How not to get a good night’s sleep

A few months ago, we had a call to say that my grandfather had taken part in a homemade electrocution, so we went round to see what had happened. His opening statement was ‘I got into bed and lit up like a Christmas tree’ which I believe translates into ‘sorry, I think that what has happened is that I somehow got a severe electric shock’. After some investigation, I found out that someone had moved his cast iron bed so that it had taken a place up to a plug socket housing a bed side light’s plug that may or may not have had wires hanging out of it.

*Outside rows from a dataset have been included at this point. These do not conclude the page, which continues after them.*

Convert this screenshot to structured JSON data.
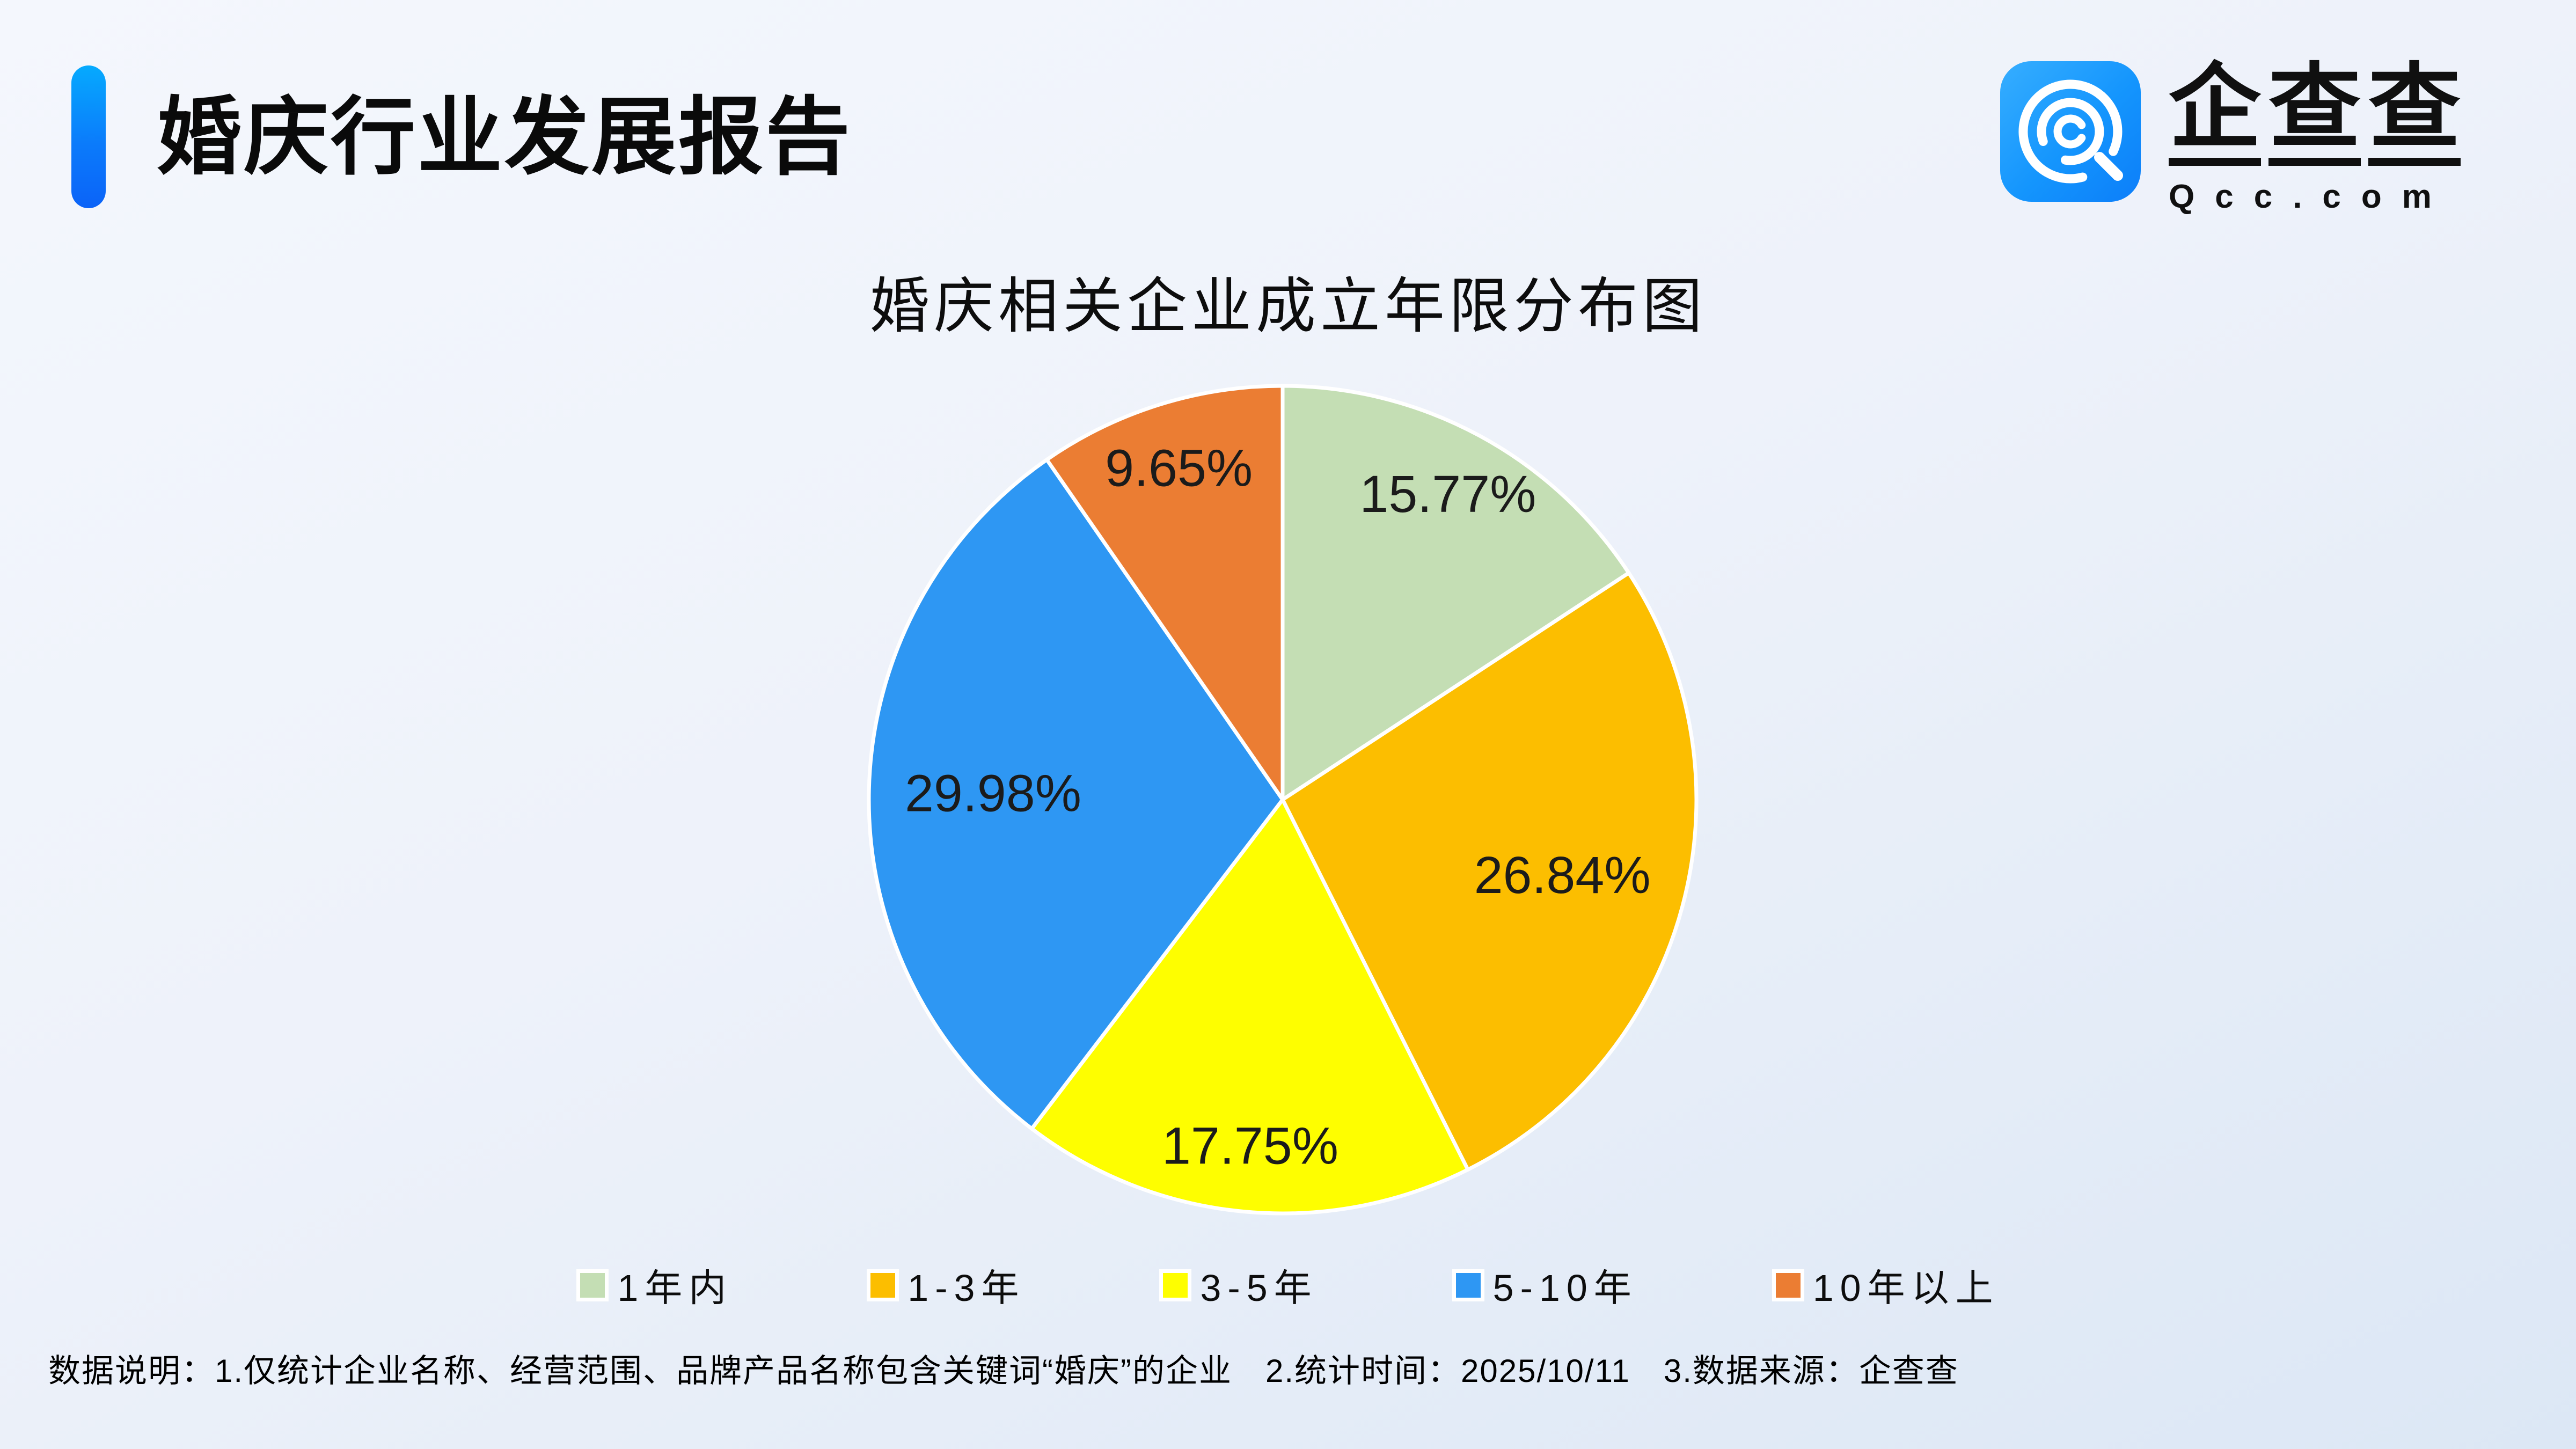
{
  "page": {
    "title": "婚庆行业发展报告",
    "note": "数据说明：1.仅统计企业名称、经营范围、品牌产品名称包含关键词“婚庆”的企业　2.统计时间：2025/10/11　3.数据来源：企查查"
  },
  "logo": {
    "name_chars": [
      "企",
      "查",
      "查"
    ],
    "domain": "Qcc.com",
    "icon_color": "#1495fd"
  },
  "chart_data": {
    "type": "pie",
    "title": "婚庆相关企业成立年限分布图",
    "unit": "%",
    "start_angle_deg": 0,
    "direction": "clockwise",
    "legend_position": "bottom",
    "labels": "inside",
    "slice_border_color": "#ffffff",
    "label_color": "#1b1b1b",
    "series": [
      {
        "label": "1年内",
        "value": 15.77,
        "color": "#C4DEB4"
      },
      {
        "label": "1-3年",
        "value": 26.84,
        "color": "#FCBE00"
      },
      {
        "label": "3-5年",
        "value": 17.75,
        "color": "#FEFE00"
      },
      {
        "label": "5-10年",
        "value": 29.98,
        "color": "#2E97F3"
      },
      {
        "label": "10年以上",
        "value": 9.65,
        "color": "#EB7D33"
      }
    ]
  }
}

How not to prepare for a shoot

The other week, he and I went to a small, neglected part of his shooting on Wykeham estate. Bearing in mind that he hadn’t visited this place for three or four years, he thought it would be a good idea to lay down some pheasants ready for the upcoming shooting season. He started by looking for some feeders he had scattered a few years ago. There were plenty to go at but no – he wanted one sat at the bottom of a fairly steep embankment. Bearing in mind that it had been raining and the mud wasn’t quite as solid as it was in hour prior to our visit, he began to slide. Me being me could do nothing but picture and old man at the bottom of a hill covered in mud… but no, him being him decided to grab the branch in front of him and swing down, much like a chimpanzee, a ninety-one-year-old chimpanzee in a sports jacket and flat souled shoes.

How not to play golf

My golf skills are much the same as Donald Trumps, that being non-existent. The man that works at the course tells me that he plays golf eight days a week –  I’m not entirely sure how that works but we go along with it anyway. He can swing his club like nothing I have ever seen before, and his ball flies out of site. On the other hand, you have me, I adopted the method of swinging, missing and pretending to search for where the ball went, knowing full well that it is still sat looking at me in its original position. Noticing I did this, the helpful man gave me a tin of white powder spray to spray on the head of the club, leaving a thin layer of powder. The theory behind this is that when you hit the ball, the point of impact should leave a mark where you have hit the ball, to hit it correctly the mark should be left dead in the centre of the club’s head. This theory must be wrong because after a few attempts of hitting it, I looked at the club head and everywhere was clear about from… a circle of white powder, completely unfazed, laughing at me in the middle.